На террасе было очень хорошо. Ее отделял от опушки узкий цветничок. Несколько других дач, по одной стороне перелеска, в полуверсте дальше, прислонились в лощине к опушке этого леса, шедшего на сотни десятин. Он принадлежал казне, дачи были выстроены на
Серафима недавно, перед тем как он собрался в Нижний, а она к своей матери, сказала ему в шутливом тоне:
– Вася! Ты все еще за меня смущаешься?.. Что я, Анна Каренина, что ли? Супруга сановника? Какое кому дело, венчаны мы или нет и что господин Рудич - мой муж?.. Коли ты в закон вступить пожелаешь, - когда разбогатеем, предложим ему отступного, вот и все!
Он тогда ничего ей не ответил, ни в шутку, ни серьезно; но теперь она ему как-то особенно резко казалась ничуть не похожей на жену всем своим видом и тоном. И он не мог освободиться от этих ненужных и расхолаживающих мыслей.
Вместе с Степанидой что-то принес для стола карлик, в серой паре из бумажной материи, очень маленький, с белокурой большой детской головой, безбородый, румяный, на коротких ножках, так что он переваливался с боку набок.
Ему было уже под тридцать. Звали его Парфен Чурилин. Теркину он понравился в Казани, в парикмахерской, и он его взял себе в услужение. Серафима его не любила и скрывала это. Она дожидалась только случая, чтобы спустить "карлу". Кухарка уже донесла ей, что он тайно "заливает за галстук", только изловить его было трудно.
– Чурилин! Как изволите поживать?
– обратился к нему Теркин, державшийся с ним всегда шуточного тона.
– Слава Богу, Василий Иваныч. Благодарю покорно.
Голос у карлика был не пискливый, а низковатый и тусклый, точно он выходил из большого тела.
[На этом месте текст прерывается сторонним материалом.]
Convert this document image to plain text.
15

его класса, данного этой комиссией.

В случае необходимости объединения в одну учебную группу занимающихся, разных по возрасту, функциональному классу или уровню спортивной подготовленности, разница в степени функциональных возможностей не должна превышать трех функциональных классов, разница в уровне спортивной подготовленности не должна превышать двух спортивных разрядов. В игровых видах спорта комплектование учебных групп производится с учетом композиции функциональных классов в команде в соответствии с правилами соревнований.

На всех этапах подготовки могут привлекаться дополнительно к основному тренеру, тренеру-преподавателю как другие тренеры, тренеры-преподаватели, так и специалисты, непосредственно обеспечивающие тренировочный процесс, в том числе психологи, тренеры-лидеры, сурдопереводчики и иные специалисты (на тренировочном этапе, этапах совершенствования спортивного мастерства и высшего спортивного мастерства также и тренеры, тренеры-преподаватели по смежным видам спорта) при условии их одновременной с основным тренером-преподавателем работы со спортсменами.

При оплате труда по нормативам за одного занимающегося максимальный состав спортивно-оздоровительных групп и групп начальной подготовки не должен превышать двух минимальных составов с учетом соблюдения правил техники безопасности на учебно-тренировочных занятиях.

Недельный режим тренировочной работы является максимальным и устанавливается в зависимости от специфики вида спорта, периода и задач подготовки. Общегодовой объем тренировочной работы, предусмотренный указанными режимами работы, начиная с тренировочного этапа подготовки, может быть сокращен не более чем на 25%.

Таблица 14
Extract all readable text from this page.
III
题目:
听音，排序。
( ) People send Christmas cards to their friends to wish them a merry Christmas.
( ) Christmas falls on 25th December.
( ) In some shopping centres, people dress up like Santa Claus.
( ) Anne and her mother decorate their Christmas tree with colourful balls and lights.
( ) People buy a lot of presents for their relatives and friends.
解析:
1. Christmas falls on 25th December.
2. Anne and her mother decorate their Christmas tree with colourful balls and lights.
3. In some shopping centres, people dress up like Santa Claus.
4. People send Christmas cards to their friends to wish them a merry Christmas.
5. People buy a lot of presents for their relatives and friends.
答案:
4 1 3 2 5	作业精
Чурилин поставил на стол прибор, причем его маковка пришлась в уровень с бортом, приковылял к Теркину, еще раз поклонился ему, по-крестьянски мотнув низко своей огромной головой, и хотел приложиться к руке.
– Не надо!
– выговорил Теркин и отдернул руку.
В преданность карлика он верил и чувствовал к нему нечто вроде ласковой заботы о собачке, которая с каждым днем все больше привязывается к хозяину.
– Ступай, неси судок, да не растеряй пробки!
Серафима намекала на то, что накануне у него выпала пробка из бутылочки с уксусом. Чурилин, и без того красный, еще гуще покраснел. Он был обидчив и помнил всякое замечание, еще сильнее - насмешку над его ростом. В работе хотел он всегда отличиться дельностью и все исполнял серьезно, всякую малость. И это Теркину в нем очень нравилось.